I think it just really shows that if we can adopt this kind of approach for our asynchronous learning environment, we can really support our students, our learners, to actually engage in the content that we’re trying to teach them. It was a really positive experience, although a very long one in terms of editing because we were taking such big videos and reducing them down.
What I really enjoy about chunked videos is that it’s also giving learners a little bit of control. Even though they can pause those really long videos and revisit concepts, it’s a little bit harder to find where you got up to in an hour and a half lecture recording than it is in a 6-minute chunked video. It makes it easier, I think, for users when they’re on their study desk or on their learning platform in their LMS to see that there’s short videos followed by little bits of paragraphs of information rather than big heavy videos just bundled all together.
So it gives someone the opportunity to go, “Oh, I can watch this 5-minute video right now as I’m getting ready or as I’m doing this other task and then I can come back to the next one later on.” But to sit there and go, “Oh, I have to dedicate an hour and a half to sit here and watch this entire video” can be a little bit overwhelming for some people.
Associate Professor Lisa Jacka: Thanks, Nina. That was a great description of what you did and all the hard work that you put into it and the reasons for doing it. I especially like the idea that it means that we’ve identified the really important parts that a student might not get to when the important bit is at the last five minutes.
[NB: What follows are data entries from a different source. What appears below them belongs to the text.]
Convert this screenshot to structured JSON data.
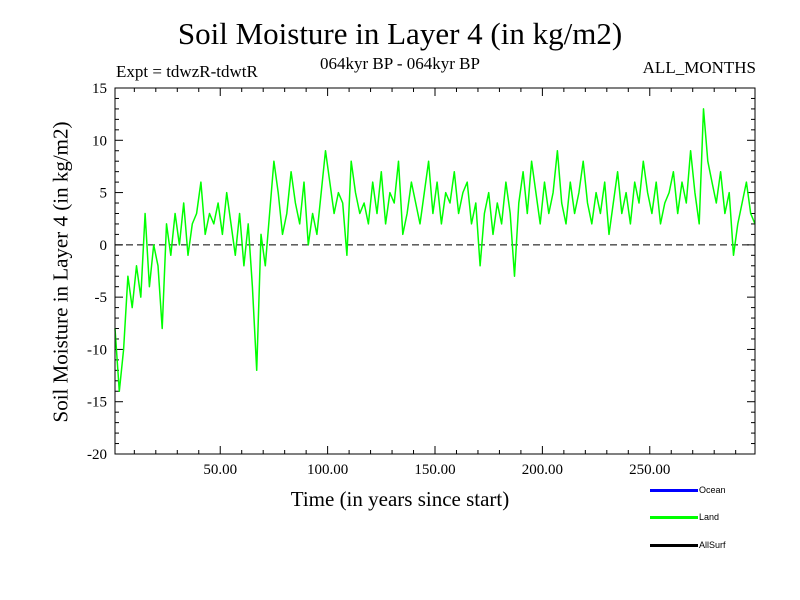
{
  "chart_data": {
    "type": "line",
    "title": "Soil Moisture in Layer 4 (in kg/m2)",
    "subtitle_left": "Expt = tdwzR-tdwtR",
    "subtitle_center": "064kyr BP - 064kyr BP",
    "subtitle_right": "ALL_MONTHS",
    "xlabel": "Time (in years since start)",
    "ylabel": "Soil Moisture in Layer 4 (in kg/m2)",
    "xlim": [
      1,
      299
    ],
    "ylim": [
      -20,
      15
    ],
    "x_ticks": [
      50,
      100,
      150,
      200,
      250
    ],
    "x_tick_labels": [
      "50.00",
      "100.00",
      "150.00",
      "200.00",
      "250.00"
    ],
    "y_ticks": [
      -20,
      -15,
      -10,
      -5,
      0,
      5,
      10,
      15
    ],
    "y_tick_labels": [
      "-20",
      "-15",
      "-10",
      "-5",
      "0",
      "5",
      "10",
      "15"
    ],
    "reference_line": {
      "y": 0,
      "style": "dashed"
    },
    "legend": [
      {
        "name": "Ocean",
        "label": "Ocean",
        "color": "#0000ff"
      },
      {
        "name": "Land",
        "label": "Land",
        "color": "#00ff00"
      },
      {
        "name": "AllSurf",
        "label": "AllSurf",
        "color": "#000000"
      }
    ],
    "series": [
      {
        "name": "Land",
        "color": "#00ff00",
        "x": [
          1,
          3,
          5,
          7,
          9,
          11,
          13,
          15,
          17,
          19,
          21,
          23,
          25,
          27,
          29,
          31,
          33,
          35,
          37,
          39,
          41,
          43,
          45,
          47,
          49,
          51,
          53,
          55,
          57,
          59,
          61,
          63,
          65,
          67,
          69,
          71,
          73,
          75,
          77,
          79,
          81,
          83,
          85,
          87,
          89,
          91,
          93,
          95,
          97,
          99,
          101,
          103,
          105,
          107,
          109,
          111,
          113,
          115,
          117,
          119,
          121,
          123,
          125,
          127,
          129,
          131,
          133,
          135,
          137,
          139,
          141,
          143,
          145,
          147,
          149,
          151,
          153,
          155,
          157,
          159,
          161,
          163,
          165,
          167,
          169,
          171,
          173,
          175,
          177,
          179,
          181,
          183,
          185,
          187,
          189,
          191,
          193,
          195,
          197,
          199,
          201,
          203,
          205,
          207,
          209,
          211,
          213,
          215,
          217,
          219,
          221,
          223,
          225,
          227,
          229,
          231,
          233,
          235,
          237,
          239,
          241,
          243,
          245,
          247,
          249,
          251,
          253,
          255,
          257,
          259,
          261,
          263,
          265,
          267,
          269,
          271,
          273,
          275,
          277,
          279,
          281,
          283,
          285,
          287,
          289,
          291,
          293,
          295,
          297,
          299
        ],
        "values": [
          -8,
          -14,
          -10,
          -3,
          -6,
          -2,
          -5,
          3,
          -4,
          0,
          -2,
          -8,
          2,
          -1,
          3,
          0,
          4,
          -1,
          2,
          3,
          6,
          1,
          3,
          2,
          4,
          1,
          5,
          2,
          -1,
          3,
          -2,
          2,
          -4,
          -12,
          1,
          -2,
          3,
          8,
          5,
          1,
          3,
          7,
          4,
          2,
          6,
          0,
          3,
          1,
          5,
          9,
          6,
          3,
          5,
          4,
          -1,
          8,
          5,
          3,
          4,
          2,
          6,
          3,
          7,
          2,
          5,
          4,
          8,
          1,
          3,
          6,
          4,
          2,
          5,
          8,
          3,
          6,
          2,
          5,
          4,
          7,
          3,
          5,
          6,
          2,
          4,
          -2,
          3,
          5,
          1,
          4,
          2,
          6,
          3,
          -3,
          4,
          7,
          3,
          8,
          5,
          2,
          6,
          3,
          5,
          9,
          4,
          2,
          6,
          3,
          5,
          8,
          4,
          2,
          5,
          3,
          6,
          1,
          4,
          7,
          3,
          5,
          2,
          6,
          4,
          8,
          5,
          3,
          6,
          2,
          4,
          5,
          7,
          3,
          6,
          4,
          9,
          5,
          2,
          13,
          8,
          6,
          4,
          7,
          3,
          5,
          -1,
          2,
          4,
          6,
          3,
          2
        ]
      }
    ]
  }
}
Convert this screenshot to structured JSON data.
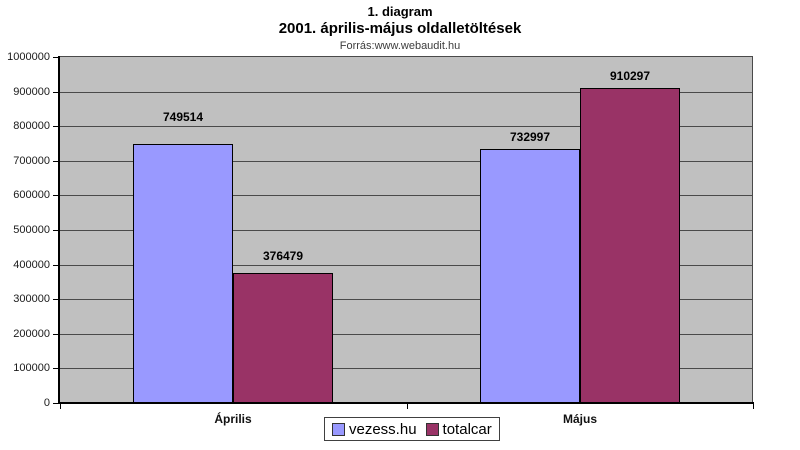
{
  "header": {
    "title": "1. diagram",
    "subtitle": "2001. április-május oldalletöltések",
    "source": "Forrás:www.webaudit.hu"
  },
  "chart_data": {
    "type": "bar",
    "title": "1. diagram",
    "subtitle": "2001. április-május oldalletöltések",
    "annotation": "Forrás:www.webaudit.hu",
    "categories": [
      "Április",
      "Május"
    ],
    "series": [
      {
        "name": "vezess.hu",
        "color": "#9999FF",
        "values": [
          749514,
          732997
        ]
      },
      {
        "name": "totalcar",
        "color": "#993366",
        "values": [
          376479,
          910297
        ]
      }
    ],
    "xlabel": "",
    "ylabel": "",
    "ylim": [
      0,
      1000000
    ],
    "ytick_step": 100000,
    "ytick_labels": [
      "0",
      "100000",
      "200000",
      "300000",
      "400000",
      "500000",
      "600000",
      "700000",
      "800000",
      "900000",
      "1000000"
    ],
    "grid": true,
    "data_labels": true,
    "legend_position": "bottom-center",
    "colors": {
      "plot_background": "#C0C0C0",
      "gridline": "#4a4a4a",
      "axis": "#000000",
      "page_background": "#FFFFFF"
    }
  }
}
And when we put it into just five minutes then they actually do get to that part, and I think we did see that in the actual analytics as well, which you did a lot of work looking at. I would like to ask you: what advice would you give to somebody who would like to do this in their course in higher education?
Nina: I found personally going through this process course and course again with my own teaching that for my students, the real hot spot for these chunked videos is that 3 to 6 minute mark. So if I’m coming into a course or going into some planning in advance going, “This is what I’m going to do,” I would just keep those kind of numbers in mind.
There’s a few different approaches that you can take. You can do a full recording and then do the editing and actually find those sections and chunk them down, or you can pre-plan and go, “I’m actually going to do a 6-minute recording just on this topic and I’m going to really make sure that the content is really explicit and straight to the point.”
It’s really interesting when you watch back a recording of yourself delivering content and you realize, “Oh, there’s a little bit of waffling going on here,” or “I’ve said ‘um’ six million times in this one recording.” You can actually forward plan how you’re going to go about whether it’s going to be a full recording that you then edit and then you remove key sections, or if it’s going to be you’re just going to record short 6-minute little videos here, or a 3-minute for the introduction and a 6-minute for the next main topic and then 5 minutes here. So you can pre-plan.
Associate Professor Lisa Jacka: Thanks Nina for sharing your insights on making educational content more accessible and engaging through chunking. For those listening if you’re working with long-form video content in your courses, remember that breaking it down into digestible 3-6 minute segments can dramatically improve student engagement and learning outcomes. We hope this conversation has given you some practical ideas for transforming those marathon lecture recordings into bite-sized, student-friendly content. As Nina showed us, sometimes the best way to help students consume the whole cake is to serve it up in manageable slices. Enjoy!